'Disney Plus' Nears 30 Million Subscribers... Driving Disney's Growth
[Asia Economy Reporter Eunmo Koo] The online video service (OTT) 'Disney Plus,' newly launched last November, is leading the growth of The Walt Disney Company by securing nearly 30 million subscribers in just over three months since its launch.
According to Shinhan Investment Corp. on the 8th, The Walt Disney Company announced its fiscal 2020 first-quarter results (October to December 2019 local time) on the 4th. During this period, revenue increased by 38% year-on-year to $20.9 billion, and earnings per share (EPS) rose 17% to $1.53. By segment, Media Networks revenue grew 24% to $7.4 billion, Theme Parks & Resorts increased 8% to $7.4 billion, Direct-to-Consumer & International (D2C) surged 334% to $4.0 billion, and Studios recorded a 106% increase to $3.8 billion.

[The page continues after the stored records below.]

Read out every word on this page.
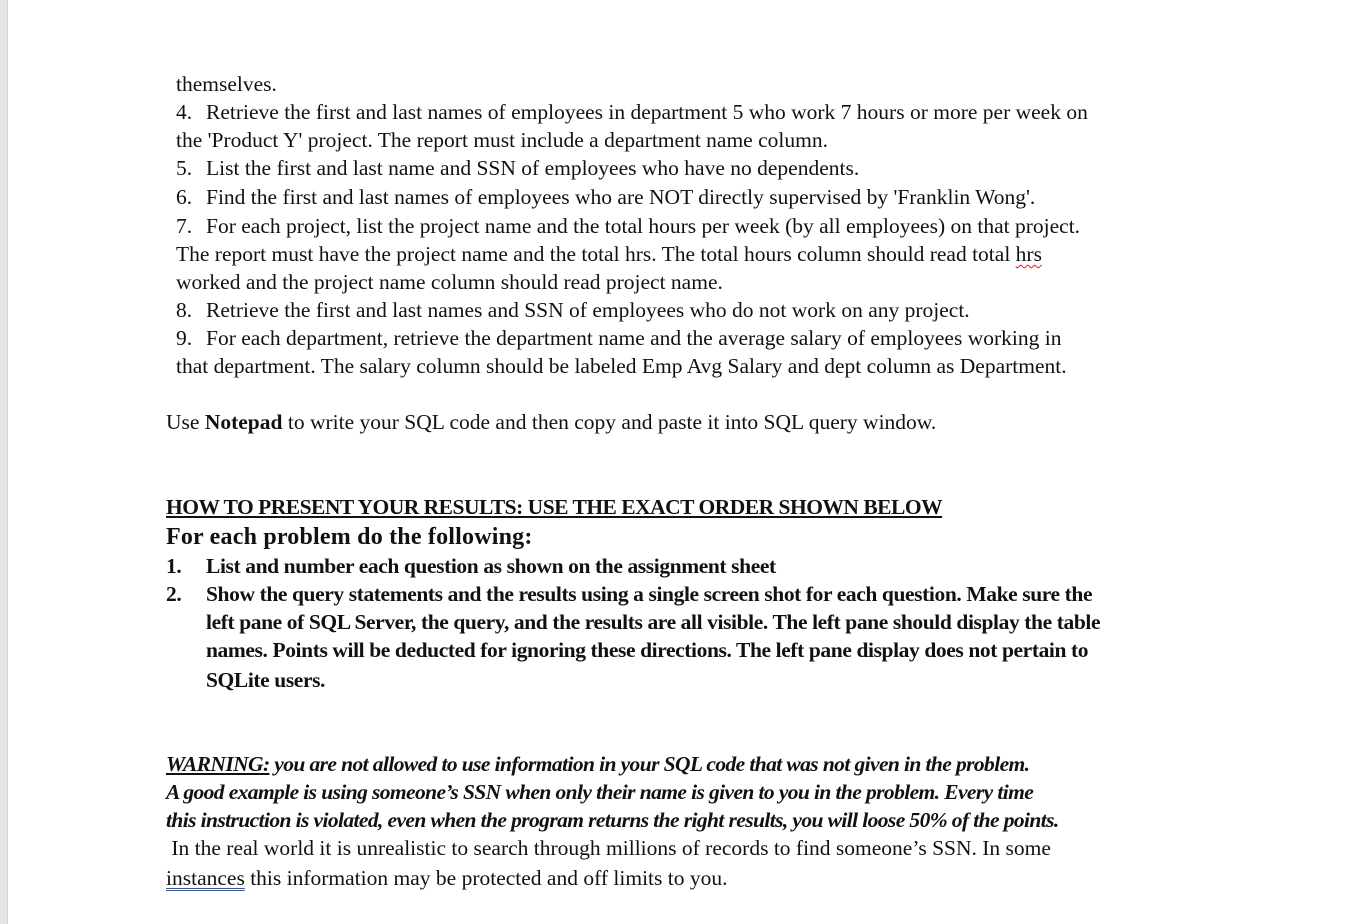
themselves.
4. Retrieve the first and last names of employees in department 5 who work 7 hours or more per week on
the 'Product Y' project. The report must include a department name column.
5. List the first and last name and SSN of employees who have no dependents.
6. Find the first and last names of employees who are NOT directly supervised by 'Franklin Wong'.
7. For each project, list the project name and the total hours per week (by all employees) on that project.
The report must have the project name and the total hrs. The total hours column should read total hrs
worked and the project name column should read project name.
8. Retrieve the first and last names and SSN of employees who do not work on any project.
9. For each department, retrieve the department name and the average salary of employees working in
that department. The salary column should be labeled Emp Avg Salary and dept column as Department.
Use Notepad to write your SQL code and then copy and paste it into SQL query window.
HOW TO PRESENT YOUR RESULTS: USE THE EXACT ORDER SHOWN BELOW
For each problem do the following:
1. List and number each question as shown on the assignment sheet
2. Show the query statements and the results using a single screen shot for each question. Make sure the
left pane of SQL Server, the query, and the results are all visible. The left pane should display the table
names. Points will be deducted for ignoring these directions. The left pane display does not pertain to
SQLite users.
WARNING: you are not allowed to use information in your SQL code that was not given in the problem.
A good example is using someone’s SSN when only their name is given to you in the problem. Every time
this instruction is violated, even when the program returns the right results, you will loose 50% of the points.
In the real world it is unrealistic to search through millions of records to find someone’s SSN. In some
instances this information may be protected and off limits to you.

Non-GAAP operating income was $4.0 billion, up 9% year-on-year, exceeding consensus by 4%. Researcher Yongmin Cho of Shinhan Investment explained, "The Media Networks segment saw a 23% increase in operating income due to the 21st Century Fox merger effect. Although the international segment was sluggish due to prolonged protests in Hong Kong, Theme Parks & Resorts operating income rose 9% thanks to strong merchandise licensing and increased spending by visitors at U.S. theme parks." He added, "D2C saw an expanded deficit due to the launch of Disney Plus, the inclusion of Hulu, and losses from ESPN Plus, while the Studios segment stood out with a 207% increase in operating income."
Disney Plus is expected to achieve its guidance early by attracting more subscribers than anticipated. At the end of last year, Disney Plus had 26.5 million subscribers, exceeding the market's expected 20 to 25 million. The day before the earnings announcement, the total number of subscribers reached 28.6 million, adding 2.1 million in one month. Researcher Cho said, "Although direct comparison is difficult, it took competitor Netflix about five years to reach a similar scale," and predicted, "The 2024 guidance of 20 to 30 million U.S. subscribers (60 to 90 million globally) is likely to be achieved early within this year."
Currently, Disney's stock is trading at a 12-month forward price-to-earnings ratio (PER) of about 25 times, with evaluations focusing more on the expansion of new businesses rather than deteriorating profitability. Researcher Cho analyzed, "Considering competitor Netflix's valuation (60 times), an upward revision of the applied multiple and stock price increase are expected due to the growing share of streaming revenue," and added, "Although the Theme Parks & Resorts segment's performance will inevitably decline in the second quarter due to the novel coronavirus, the focus should be on the growth of the streaming business."